Landick also broke his own open canoe
record in 43:10, and there were new
records set for solo kayak by David
Kelly in 45:22, women’s canoe
by Tunde Fulop and Danielle Boisvert
in 55:18, Mixed Tandem Kayak by Heather
and Brandon Nelson in 45:22, Women's
Tandem Kayak by Danise Kimball / Amy
Byers in 59:31, and Voyageur Canoe by
RCMP Scarlet Fever in 55:50. After the
race, the YRMPA board decided to change
the prize structure to reward all classes
and divisions equally, as a way of promoting
more competition within classes.
2006
– Year Eight
Course record
shattered again by kayak ‘super
team’ – voyageurs getting
popular, faster
Heavy rains at the start made for cool
temperatures but a fast river, and the
elite teams took advantage of it.

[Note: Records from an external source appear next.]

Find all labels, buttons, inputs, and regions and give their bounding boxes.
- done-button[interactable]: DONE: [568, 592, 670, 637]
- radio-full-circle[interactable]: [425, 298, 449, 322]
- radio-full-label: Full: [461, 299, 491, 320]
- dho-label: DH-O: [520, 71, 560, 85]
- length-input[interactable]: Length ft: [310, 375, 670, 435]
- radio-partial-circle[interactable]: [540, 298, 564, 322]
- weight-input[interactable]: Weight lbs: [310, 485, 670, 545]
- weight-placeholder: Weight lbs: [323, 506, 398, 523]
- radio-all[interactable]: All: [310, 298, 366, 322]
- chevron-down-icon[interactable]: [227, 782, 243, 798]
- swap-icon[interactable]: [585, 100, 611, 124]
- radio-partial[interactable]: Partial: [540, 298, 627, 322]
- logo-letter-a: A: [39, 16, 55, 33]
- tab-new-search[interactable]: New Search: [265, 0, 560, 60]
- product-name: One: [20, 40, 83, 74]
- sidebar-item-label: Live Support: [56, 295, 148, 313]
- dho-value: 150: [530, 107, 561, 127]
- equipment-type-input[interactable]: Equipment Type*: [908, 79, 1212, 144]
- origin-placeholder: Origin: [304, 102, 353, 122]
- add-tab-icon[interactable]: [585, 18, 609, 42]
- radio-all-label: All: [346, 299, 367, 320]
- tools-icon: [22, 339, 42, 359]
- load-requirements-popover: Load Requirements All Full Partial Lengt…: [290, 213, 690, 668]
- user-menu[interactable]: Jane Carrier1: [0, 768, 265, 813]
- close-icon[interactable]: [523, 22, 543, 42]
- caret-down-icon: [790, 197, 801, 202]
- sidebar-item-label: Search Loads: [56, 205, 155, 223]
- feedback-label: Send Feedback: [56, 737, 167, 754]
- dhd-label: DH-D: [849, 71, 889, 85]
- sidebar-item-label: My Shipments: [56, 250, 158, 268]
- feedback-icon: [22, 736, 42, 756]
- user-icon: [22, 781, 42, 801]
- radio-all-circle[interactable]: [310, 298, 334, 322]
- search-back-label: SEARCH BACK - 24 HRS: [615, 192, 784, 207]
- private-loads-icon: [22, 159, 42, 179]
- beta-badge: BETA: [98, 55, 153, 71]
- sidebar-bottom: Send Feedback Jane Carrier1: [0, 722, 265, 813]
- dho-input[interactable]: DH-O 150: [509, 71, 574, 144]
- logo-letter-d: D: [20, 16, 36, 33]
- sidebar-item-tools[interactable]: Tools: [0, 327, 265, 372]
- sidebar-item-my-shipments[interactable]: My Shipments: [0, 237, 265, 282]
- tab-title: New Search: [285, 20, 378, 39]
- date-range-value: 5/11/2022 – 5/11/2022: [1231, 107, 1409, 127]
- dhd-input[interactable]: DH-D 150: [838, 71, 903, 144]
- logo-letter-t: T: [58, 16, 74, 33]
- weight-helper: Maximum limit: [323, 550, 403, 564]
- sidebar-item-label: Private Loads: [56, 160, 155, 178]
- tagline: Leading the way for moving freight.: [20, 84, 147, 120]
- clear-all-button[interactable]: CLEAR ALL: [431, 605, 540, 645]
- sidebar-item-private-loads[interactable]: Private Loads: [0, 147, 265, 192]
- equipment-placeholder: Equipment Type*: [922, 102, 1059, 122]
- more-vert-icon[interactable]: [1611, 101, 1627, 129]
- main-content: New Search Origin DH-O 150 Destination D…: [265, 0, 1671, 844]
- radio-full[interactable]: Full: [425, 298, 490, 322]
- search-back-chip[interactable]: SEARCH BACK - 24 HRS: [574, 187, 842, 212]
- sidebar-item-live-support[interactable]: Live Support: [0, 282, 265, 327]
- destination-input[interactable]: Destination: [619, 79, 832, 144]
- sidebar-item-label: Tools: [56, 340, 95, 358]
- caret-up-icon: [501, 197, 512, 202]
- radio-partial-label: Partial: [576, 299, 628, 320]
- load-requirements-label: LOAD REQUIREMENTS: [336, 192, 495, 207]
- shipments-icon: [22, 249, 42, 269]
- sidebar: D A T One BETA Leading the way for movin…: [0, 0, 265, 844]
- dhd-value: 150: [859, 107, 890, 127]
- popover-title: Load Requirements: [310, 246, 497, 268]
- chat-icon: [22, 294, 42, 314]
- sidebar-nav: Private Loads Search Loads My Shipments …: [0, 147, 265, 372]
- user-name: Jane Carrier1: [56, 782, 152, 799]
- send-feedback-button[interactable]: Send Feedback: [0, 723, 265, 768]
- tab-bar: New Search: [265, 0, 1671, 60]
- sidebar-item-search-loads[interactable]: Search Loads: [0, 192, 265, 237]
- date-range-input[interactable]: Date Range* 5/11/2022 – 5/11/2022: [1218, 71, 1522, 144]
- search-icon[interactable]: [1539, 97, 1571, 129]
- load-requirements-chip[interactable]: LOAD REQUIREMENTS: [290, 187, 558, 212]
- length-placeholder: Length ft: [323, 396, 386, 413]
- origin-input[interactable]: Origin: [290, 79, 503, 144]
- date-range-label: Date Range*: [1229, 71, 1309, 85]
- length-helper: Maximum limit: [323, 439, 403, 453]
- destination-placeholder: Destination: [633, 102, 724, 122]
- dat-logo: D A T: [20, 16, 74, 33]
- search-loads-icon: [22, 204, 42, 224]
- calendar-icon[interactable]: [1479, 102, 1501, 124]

First
overall with a new course record of
40:37:05 was the tandem kayak “super
team” of David Kelly and Brandon
Nelson from California and Washington.
The voyageur class continued to grow.
As a continuation of its partnership
with Kanoe People/Clipper, the YRMPA
jointly purchased a new Clipper Langley
Voyageur Canoe to be reserved for rental
by teams coming in from outside the
Yukon. During the first year, it was
paddled by the False Creek Women of
Vancouver, British Columbia. Five other
voyageur teams entered the 2006 race,
including the Yukon’s Paddlers
Abreast team, which was being filmed
for the National Film Board production,
“River of Life”, and Kissynew
from Saskatchewan which shattered the
old dragon boat record and finished
second overall in 42:56:13. The men’s
and women’s solo kayak records
also were broken by Carter Johnson and
Heather Nelson respectively, and Yukoner
Pauline Frost-Hanberg and Viki Cirkvencic
broke the women’s canoe record
(see records page). Veteran Steve Landick
and Gregg Nelson of Michigan took the
men’s canoe division, and Veronica
Wisniewski and Edoh Amiran of Washington
won in mixed canoe. Seventy-three teams
started the event, thanks in part to
a dozen entries from Great Britain,
including two kayak teams from the British
Army finished strong behind Kelly and
Nelson. Racers were able to benefit
from a new travel deal reached by the
YRMPA with Yukon carrier Air North.
However, the rainy and cool conditions
kept safety boats busy early in the
race, as 13 teams scratched before even
reaching Carmacks. After the race, officials
decided to add more items to the mandatory
gear list for 2007, so teams are better
prepared if they have to stop for a
while and warm up. The YRMPA board also
opened up the canoe division to allow
standard class canoes, as well as solo
canoes for 2007.
2007
– Year Nine
The race will
take place June 27 - July 1, 2007 starting
in Whitehorse and ending in Dawson City.